David Giertz is an Ohio based financial planner with over 30 years of progressive financial industry experience. He is a Certified Business Coach with WABC, and was most recently the President of Nationwide Financial’s sales and distribution organization where he grew it from $11B to $17.8B in profitable revenue. David Giertz also holds an MBA from the University of Miami and a BS from Millikin University.
With all of this expertise in tow, he has a few pieces of advice for millennials that can help them to more effectively plan for their retirement.
The first thing that David Giertz suggests to millennials is to continually analyze and evaluate their financial health. Millennials do need to be focused on saving enough for retirement like the rest of us, but they also need to be making big strides in paying off debt. Many millennials are saddled with large amounts of student debt, which can lead to getting into credit card debt. Saving for retirement is great, but if you owe thousands of dollars to creditors, it is almost a wash. Focus on getting out of debt and then double down on saving your money.
Another piece of advice that Giertz has for millennials is to take advantage of compound interest as best you can. While many employers offer a 401K, a Roth IRA can be an even better tool because your money is taxed before it is deposited. This allows it to be accessed tax free upon retirement. When taking advantage of compound interest, the general rule applies just like it does with saving in that the earlier you start, the bigger the nest egg you can build over time.
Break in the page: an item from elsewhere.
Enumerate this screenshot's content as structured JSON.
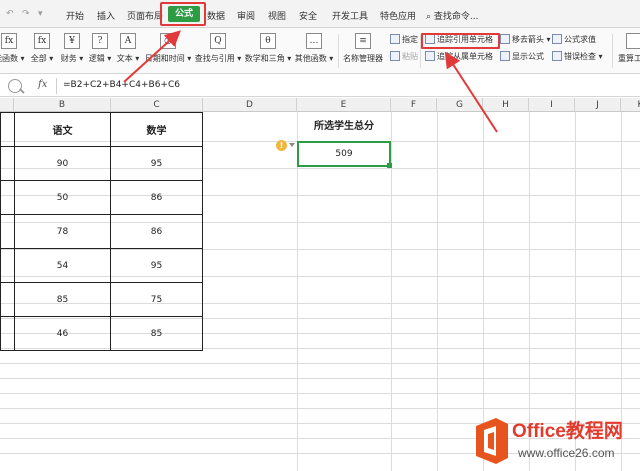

Lastly, finding additional streams of income is vital to your long term success. A “side gig” can not only add to your retirement savings and help it to grow even quicker, but it can also help stave off getting into further debt should you ever find yourself in between employers. Normally a side gig like selling artwork wont necessarily replace your full time employment wages, but it can do wonders for your long term success, and if it is something that you love doing, then you can carry that income stream right into retirement with you and not feel like you are working for the money.